Conocí a Beto Rubio (Adalberto Rubio Torres) cuando fue co conductor, al lado de mi amiga Lydia Ruíz Flores, del programa Dar de sí, una producción vía streaming –Sabersinfin.com. 2012– enfocada en divulgar las actividades de los clubes Rotarios de Puebla, su filosofía y los alcances internacionales de esta organización filantrópica.
Beto era un tipo de hablar pausado, sereno, reflexivo. De figura erguida, su presencia denotaba que no se distraía. Todo el tiempo era una persona que estaba consciente de los terrenos que pisaba.
Con el paso del tiempo me quedó claro que era de los pocos en su medio al que no le movía la vanidad, la superficialidad, la apariencia, el protagonismo, ni la intención de socializar para hacer negocios.
Cuando concluyó la transmisión de esos programas, lamenté, entre otras cosas, no tener la misma frecuencia de trato con Lydia y Beto.

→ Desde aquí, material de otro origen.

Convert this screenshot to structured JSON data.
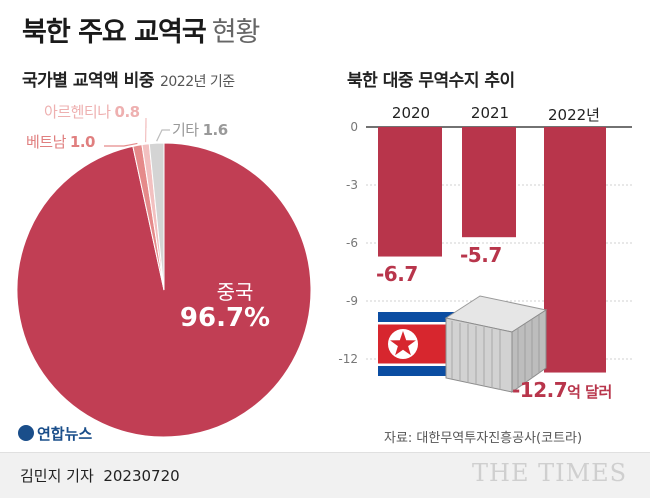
{
  "title": {
    "main": "북한 주요 교역국",
    "sub": "현황"
  },
  "pie_section": {
    "title": "국가별 교역액 비중",
    "note": "2022년 기준"
  },
  "bar_section": {
    "title": "북한 대중 무역수지 추이"
  },
  "colors": {
    "accent": "#b8354b",
    "pie_china": "#c13e54",
    "pie_vietnam": "#e58a8a",
    "pie_argentina": "#f2c0c0",
    "pie_other": "#d4d4d4"
  },
  "chart_data": [
    {
      "type": "pie",
      "slices": [
        {
          "name": "중국",
          "value": 96.7,
          "display": "96.7%"
        },
        {
          "name": "베트남",
          "value": 1.0,
          "display": "1.0"
        },
        {
          "name": "아르헨티나",
          "value": 0.8,
          "display": "0.8"
        },
        {
          "name": "기타",
          "value": 1.6,
          "display": "1.6"
        }
      ]
    },
    {
      "type": "bar",
      "categories": [
        "2020",
        "2021",
        "2022년"
      ],
      "values": [
        -6.7,
        -5.7,
        -12.7
      ],
      "value_labels": [
        "-6.7",
        "-5.7",
        "-12.7"
      ],
      "unit_label": "억 달러",
      "yticks": [
        "0",
        "-3",
        "-6",
        "-9",
        "-12"
      ],
      "ylim": [
        -13.5,
        0
      ]
    }
  ],
  "source": "자료: 대한무역투자진흥공사(코트라)",
  "logo": "연합뉴스",
  "byline": {
    "author": "김민지 기자",
    "date": "20230720"
  },
  "watermark": "THE TIMES"
}
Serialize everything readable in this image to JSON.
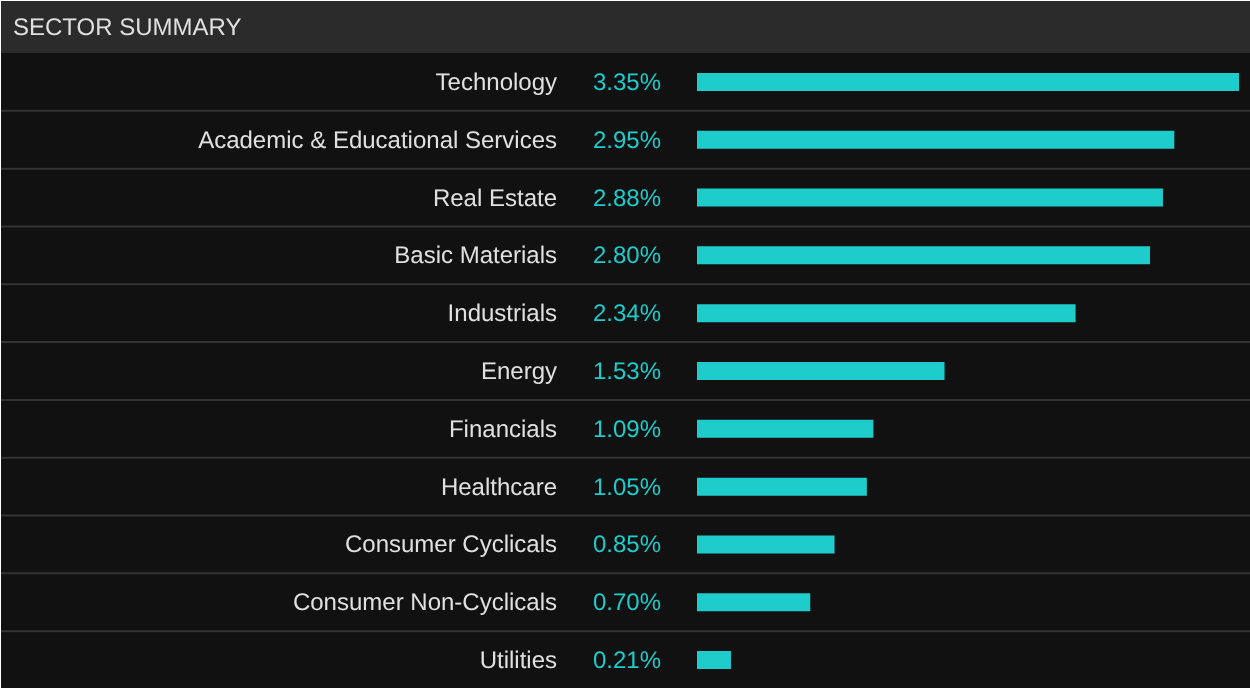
{
  "chart_data": {
    "type": "bar",
    "orientation": "horizontal",
    "title": "SECTOR SUMMARY",
    "categories": [
      "Technology",
      "Academic & Educational Services",
      "Real Estate",
      "Basic Materials",
      "Industrials",
      "Energy",
      "Financials",
      "Healthcare",
      "Consumer Cyclicals",
      "Consumer Non-Cyclicals",
      "Utilities"
    ],
    "values": [
      3.35,
      2.95,
      2.88,
      2.8,
      2.34,
      1.53,
      1.09,
      1.05,
      0.85,
      0.7,
      0.21
    ],
    "value_labels": [
      "3.35%",
      "2.95%",
      "2.88%",
      "2.80%",
      "2.34%",
      "1.53%",
      "1.09%",
      "1.05%",
      "0.85%",
      "0.70%",
      "0.21%"
    ],
    "color": "#1ecccc"
  }
}
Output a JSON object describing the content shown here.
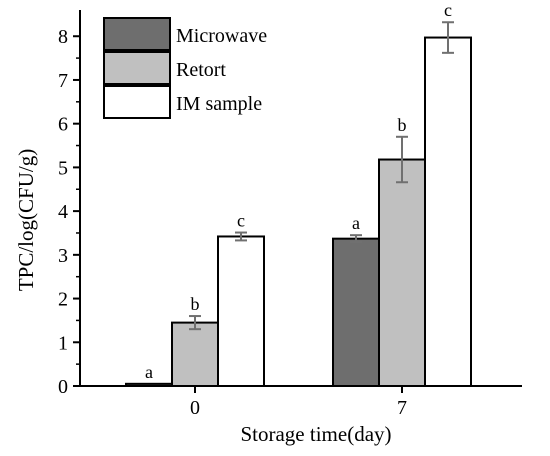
{
  "chart_data": {
    "type": "bar",
    "categories": [
      "0",
      "7"
    ],
    "series": [
      {
        "name": "Microwave",
        "values": [
          0.05,
          3.37
        ],
        "errors": [
          0.0,
          0.08
        ],
        "labels": [
          "a",
          "a"
        ],
        "color": "#6e6e6e"
      },
      {
        "name": "Retort",
        "values": [
          1.45,
          5.18
        ],
        "errors": [
          0.15,
          0.52
        ],
        "labels": [
          "b",
          "b"
        ],
        "color": "#c0c0c0"
      },
      {
        "name": "IM sample",
        "values": [
          3.42,
          7.97
        ],
        "errors": [
          0.09,
          0.35
        ],
        "labels": [
          "c",
          "c"
        ],
        "color": "#ffffff"
      }
    ],
    "xlabel": "Storage time(day)",
    "ylabel": "TPC/log(CFU/g)",
    "ylim": [
      0,
      8.6
    ],
    "yticks": [
      0,
      1,
      2,
      3,
      4,
      5,
      6,
      7,
      8
    ],
    "grid": false,
    "legend": "top-left",
    "title": ""
  }
}
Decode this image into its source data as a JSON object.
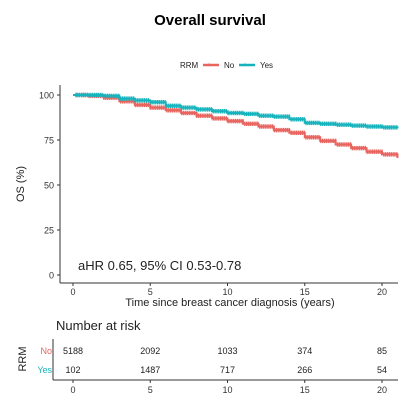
{
  "chart_data": {
    "type": "line",
    "title": "Overall survival",
    "legend": {
      "title": "RRM",
      "placement": "top",
      "entries": [
        {
          "name": "No",
          "color": "#e8645f"
        },
        {
          "name": "Yes",
          "color": "#17b3bd"
        }
      ]
    },
    "xlabel": "Time since breast cancer diagnosis (years)",
    "ylabel": "OS (%)",
    "xlim": [
      0,
      21
    ],
    "ylim": [
      0,
      100
    ],
    "xticks": [
      "0",
      "5",
      "10",
      "15",
      "20"
    ],
    "yticks": [
      "0",
      "25",
      "50",
      "75",
      "100"
    ],
    "grid": false,
    "annotation": "aHR 0.65, 95% CI 0.53-0.78",
    "series": [
      {
        "name": "No",
        "color": "#e8645f",
        "x": [
          0,
          1,
          2,
          3,
          4,
          5,
          6,
          7,
          8,
          9,
          10,
          11,
          12,
          13,
          14,
          15,
          16,
          17,
          18,
          19,
          20,
          21
        ],
        "y": [
          100,
          99.5,
          98.5,
          96.5,
          94.5,
          93,
          91.5,
          90,
          88.5,
          87,
          85.5,
          84,
          82.5,
          80.5,
          79,
          76.5,
          74.5,
          72.5,
          70.5,
          68.5,
          67,
          65
        ]
      },
      {
        "name": "Yes",
        "color": "#17b3bd",
        "x": [
          0,
          1,
          2,
          3,
          4,
          5,
          6,
          7,
          8,
          9,
          10,
          11,
          12,
          13,
          14,
          15,
          16,
          17,
          18,
          19,
          20,
          21
        ],
        "y": [
          100,
          100,
          99.5,
          98,
          97,
          96,
          94,
          93,
          92,
          91,
          90,
          89.5,
          88.5,
          88,
          86.5,
          84.5,
          84,
          83.5,
          83,
          82.5,
          82,
          81.5
        ]
      }
    ]
  },
  "risk_table": {
    "title": "Number at risk",
    "strata_label": "RRM",
    "rows": [
      {
        "name": "No",
        "color": "#e8645f",
        "values": [
          "5188",
          "2092",
          "1033",
          "374",
          "85"
        ]
      },
      {
        "name": "Yes",
        "color": "#17b3bd",
        "values": [
          "102",
          "1487",
          "717",
          "266",
          "54"
        ]
      }
    ],
    "xticks": [
      "0",
      "5",
      "10",
      "15",
      "20"
    ],
    "x_values": [
      0,
      5,
      10,
      15,
      20
    ]
  }
}
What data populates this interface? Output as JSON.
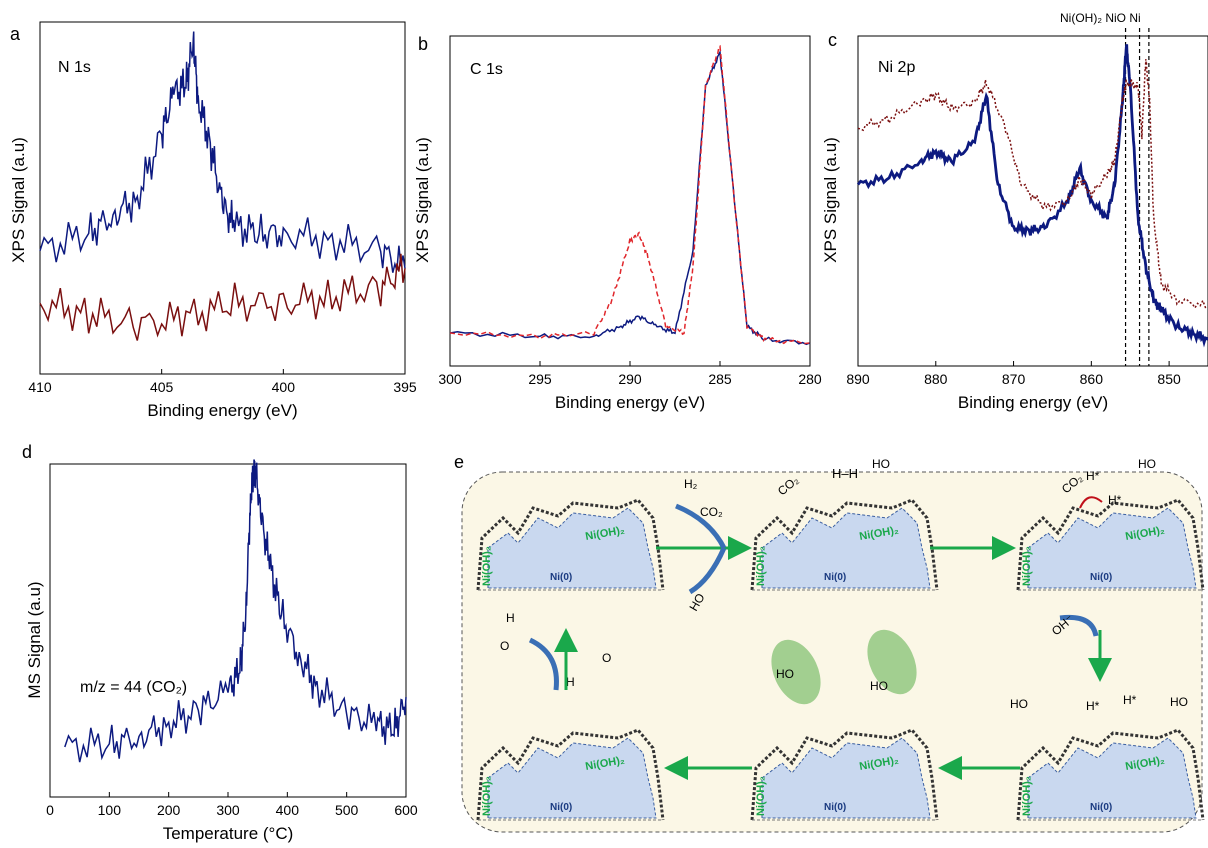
{
  "colors": {
    "blue": "#0d1a80",
    "darkred": "#7a0f0f",
    "red_dashed": "#e0262b",
    "green_arrow": "#1aa84b",
    "ni_fill": "#c9d8ef",
    "panel_bg": "#fbf7e6",
    "green_blob": "#8cc47a"
  },
  "panels": {
    "a": {
      "letter": "a",
      "label": "N 1s"
    },
    "b": {
      "letter": "b",
      "label": "C 1s"
    },
    "c": {
      "letter": "c",
      "label": "Ni 2p",
      "refs": "Ni(OH)₂ NiO Ni"
    },
    "d": {
      "letter": "d",
      "label": "m/z = 44 (CO₂)"
    },
    "e": {
      "letter": "e"
    }
  },
  "chart_data": [
    {
      "type": "line",
      "panel": "a",
      "xlabel": "Binding energy (eV)",
      "ylabel": "XPS Signal (a.u)",
      "xlim": [
        410,
        395
      ],
      "xticks": [
        "410",
        "405",
        "400",
        "395"
      ],
      "series": [
        {
          "color": "blue",
          "x": [
            410,
            408,
            407,
            406,
            405,
            404.5,
            404,
            403.7,
            403.5,
            403,
            402.5,
            402,
            401,
            400,
            398,
            396,
            395
          ],
          "y": [
            0.35,
            0.4,
            0.45,
            0.5,
            0.68,
            0.8,
            0.82,
            0.95,
            0.78,
            0.65,
            0.48,
            0.42,
            0.4,
            0.4,
            0.38,
            0.35,
            0.3
          ]
        },
        {
          "color": "darkred",
          "x": [
            410,
            408,
            406,
            404,
            402,
            400,
            398,
            396,
            395
          ],
          "y": [
            0.2,
            0.17,
            0.14,
            0.16,
            0.2,
            0.2,
            0.22,
            0.25,
            0.3
          ]
        }
      ]
    },
    {
      "type": "line",
      "panel": "b",
      "xlabel": "Binding energy (eV)",
      "ylabel": "XPS Signal (a.u)",
      "xlim": [
        300,
        280
      ],
      "xticks": [
        "300",
        "295",
        "290",
        "285",
        "280"
      ],
      "series": [
        {
          "color": "blue",
          "style": "solid",
          "x": [
            300,
            295,
            292,
            290.5,
            289.5,
            288.5,
            287.5,
            286.5,
            285.8,
            285,
            284.2,
            283.5,
            282.5,
            280
          ],
          "y": [
            0.1,
            0.09,
            0.09,
            0.12,
            0.15,
            0.12,
            0.1,
            0.35,
            0.85,
            0.95,
            0.5,
            0.12,
            0.08,
            0.07
          ]
        },
        {
          "color": "red_dashed",
          "style": "dashed",
          "x": [
            300,
            295,
            292,
            291,
            290,
            289.5,
            289,
            288,
            287,
            286.5,
            285.8,
            285,
            284.2,
            283.5,
            282.5,
            280
          ],
          "y": [
            0.1,
            0.09,
            0.1,
            0.2,
            0.38,
            0.4,
            0.33,
            0.12,
            0.1,
            0.3,
            0.85,
            0.97,
            0.5,
            0.12,
            0.08,
            0.07
          ]
        }
      ]
    },
    {
      "type": "line",
      "panel": "c",
      "xlabel": "Binding energy (eV)",
      "ylabel": "XPS Signal (a.u)",
      "xlim": [
        890,
        845
      ],
      "xticks": [
        "890",
        "880",
        "870",
        "860",
        "850"
      ],
      "reference_lines": [
        855.6,
        853.8,
        852.6
      ],
      "series": [
        {
          "color": "blue",
          "style": "solid",
          "x": [
            890,
            886,
            882,
            880,
            878,
            875,
            873.5,
            872,
            870,
            868,
            866,
            863,
            861.5,
            860,
            858,
            857,
            856,
            855.5,
            855,
            854,
            853,
            852,
            851,
            849,
            847,
            845
          ],
          "y": [
            0.55,
            0.57,
            0.62,
            0.65,
            0.62,
            0.68,
            0.82,
            0.55,
            0.42,
            0.41,
            0.42,
            0.5,
            0.6,
            0.5,
            0.45,
            0.55,
            0.8,
            0.97,
            0.85,
            0.45,
            0.3,
            0.2,
            0.17,
            0.12,
            0.1,
            0.08
          ]
        },
        {
          "color": "darkred",
          "style": "dotted",
          "x": [
            890,
            886,
            882,
            880,
            878,
            875,
            873.5,
            871,
            869,
            866,
            863,
            861.5,
            860,
            858,
            857,
            856,
            855.5,
            854,
            853.5,
            853,
            852.5,
            852,
            851,
            849,
            845
          ],
          "y": [
            0.72,
            0.75,
            0.8,
            0.82,
            0.78,
            0.8,
            0.86,
            0.72,
            0.55,
            0.48,
            0.5,
            0.57,
            0.52,
            0.58,
            0.62,
            0.8,
            0.86,
            0.85,
            0.7,
            0.93,
            0.8,
            0.45,
            0.25,
            0.2,
            0.18
          ]
        }
      ]
    },
    {
      "type": "line",
      "panel": "d",
      "xlabel": "Temperature (°C)",
      "ylabel": "MS Signal (a.u)",
      "xlim": [
        0,
        600
      ],
      "xticks": [
        "0",
        "100",
        "200",
        "300",
        "400",
        "500",
        "600"
      ],
      "series": [
        {
          "color": "blue",
          "x": [
            25,
            100,
            150,
            200,
            250,
            300,
            320,
            330,
            338,
            345,
            355,
            370,
            390,
            420,
            450,
            500,
            550,
            580,
            600
          ],
          "y": [
            0.15,
            0.16,
            0.18,
            0.22,
            0.26,
            0.32,
            0.38,
            0.55,
            0.9,
            1.0,
            0.85,
            0.7,
            0.55,
            0.42,
            0.33,
            0.25,
            0.22,
            0.2,
            0.3
          ]
        }
      ]
    }
  ],
  "schematic": {
    "ni_metal": "Ni(0)",
    "ni_hydroxide": "Ni(OH)₂",
    "h2": "H₂",
    "co2": "CO₂",
    "co2_adsorbed": "CO₂",
    "hh": "H–H",
    "h_star": "H*",
    "oh_minus": "OH⁻",
    "ho": "HO",
    "o": "O",
    "h": "H"
  }
}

Años después, nuestras rutinas coincidían ocasionalmente en las calles del centro histórico de la ciudad de Puebla. Luego, los encuentros fueron con más frecuencia, porque nuestros horarios nos orillaban a que él tenía que ir a un lado, mientras que yo me dirigía a otro. Eran encuentros de frente, con direcciones contrarias, pero saludos de un minuto, dos cuando mucho con el infaltable abrazo y palmadas en la espalda.
-Hola, ¿cómo estás? ¿Todo bien?
-Sí, todo bien, de maravilla, ¿y tú?
-Yo también estoy bien. Oye, te veo muy saludable, ¿qué has estado haciendo para mantenerte en forma?
Breves diálogos que nos permitían saber que el amigo se encontraba bien.
Caminante asiduo –jamás vi a Beto conducir auto–, le atribuí a eso su envidiable esbeltez. Años después vino la pandemia y con ella el resguardo. Dejé de coincidir con Beto por las mismas circunstancias que todos dejamos de acudir a las calles.
Un día, después de varios meses de pandemia, concurrí con Beto en la avenida de casi siempre. Nos saludamos manteniendo la “sana distancia” e intercambiamos un breve saludo. Hacía mucho tiempo sin vernos. Después de cruzar unas palabras le interrumpí y le dije:
-Beto, no me lo tomes a mal, pero quiero darte un abrazo de corazón, ahora que no hay personas que nos juzguen por infringir la “sana distancia”.
Sin mediar palabra alguna nos fundimos en un fuerte abrazo. Permanecimos así unos segundos, quizá un minuto. Cuando nos separamos nos percatamos que, sin quererlo, estábamos inundados de lágrimas. Llorábamos como cuando lo haces, pero sin querer llorar, y sin saber si se hace por tristeza o alegría, pero sí por desahogo. Fundimos nuestros corazones de amigos y de sobrevivientes de la pandemia. Ese día, ese abrazo de amigos nos hizo el día, y, los dos supimos que a partir de ese momento dejamos de ser amigos para ser una especie de hermanos. Desde aquel día, quizá nos volvimos a ver dos o tres veces más, nuestro saludo fue ya en ese tenor: de corazón a corazón. Sí, de esos abrazos en los que no fundes los cuerpos, sino tu esencia trata de tocar a la esencia de la otra persona, y si lo consigues, sabes que diste y te llevas vida.
Esos abrazos me han ocasionado en más de una ocasión problemas, porque solo las personas que se los prodigan saben en cual dimensión y tenor se desarrolla. A veces, las personas que están viendo piensan que se trata de un acto homosexual o de demostración de una relación de pareja, pero solo las personas que se están abrazando de corazón a corazón saben que no es así, que se está tratando de aproximar lo más posible a la sustancia de otro ser, y con ello, a su propio ser.
Hace unos días supe de la muerte de Beto Rubio. Ese día conocí su nombre completo. Ese día supe que mi amigo se había ido físicamente. Al recibir la noticia agradecí aquel abrazo infractor de la “sana distancia”.
Sé que llevo a Beto en mi lista de amigos entrañables gracias a sellar nuestro paso por esta vida con un abrazo de corazón a corazón, el cual nos colocó en una dimensión de hermanos.